At the same time, capital dependency must be clarified. Many MEV opportunities indeed require initial capital to extract, which current definitions often overlook. A more comprehensive statement should be: Given an initial capital K, the maximum extractable value is the amount that any player holding at least K can extract. This acknowledges real-world capital disparities and avoids mistakenly attributing advantage to specific players as part of MEV itself.
Multi-Block, Cross-Domain, Cost Considerations—Remaining Challenges in Defining MEV
Current MEV definitions still face several urgent issues. First is multi-block MEV—how to calculate extraction opportunities across consecutive blocks? Second, cross-domain MEV—how to measure the value gained by ordering across multiple chains or layers connected through dependencies? Third, cost considerations—current definitions only account for profits, ignoring costs involved in gaining ordering rights and executing transactions, which are crucial for calculating true MEV.
Additionally, existing definitions exclude “retracted transactions” as a source of MEV—although such transactions incur fees, they do not change the on-chain state. This trade-off warrants consideration: including retracted transactions would limit the scope of the definition (especially since mempool designs vary by domain), but excluding them omits part of the revenue for miners or proposers.
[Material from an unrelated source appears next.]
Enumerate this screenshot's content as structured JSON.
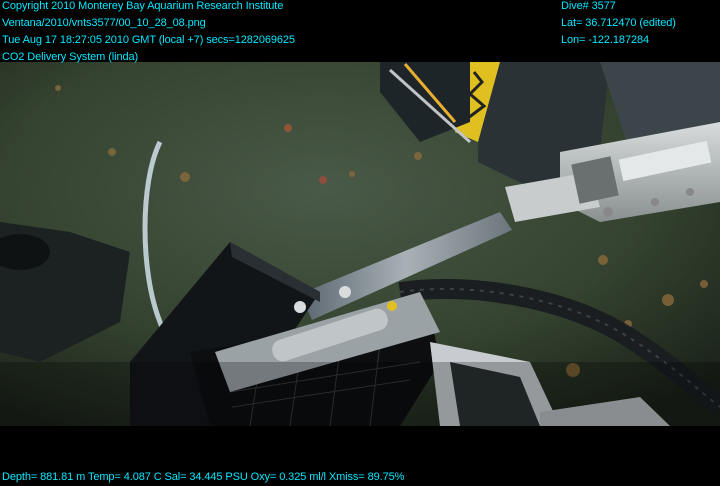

Why a Consistent MEV Definition Is Crucial
Establishing a consistent and rigorous MEV definition is not only an academic necessity but also vital for ecosystem security. As research deepens into how MEV impacts the security of smart contract systems (e.g., automated auditing), without a unified standard, it becomes difficult to develop effective protections.
While current studies contribute to formalizing MEV, they also reveal many technical trade-offs: whether to include retracted transactions, how to handle multi-block scenarios, how to extend to cross-domain settings… These decisions often involve balancing generality and completeness.
In the future, a more systematic approach is needed to address MEV-related issues—building a unified academic framework while recognizing that different applications may require different MEV definitions. Only when the industry reaches a common understanding of MEV can we better comprehend and manage this increasingly important blockchain phenomenon.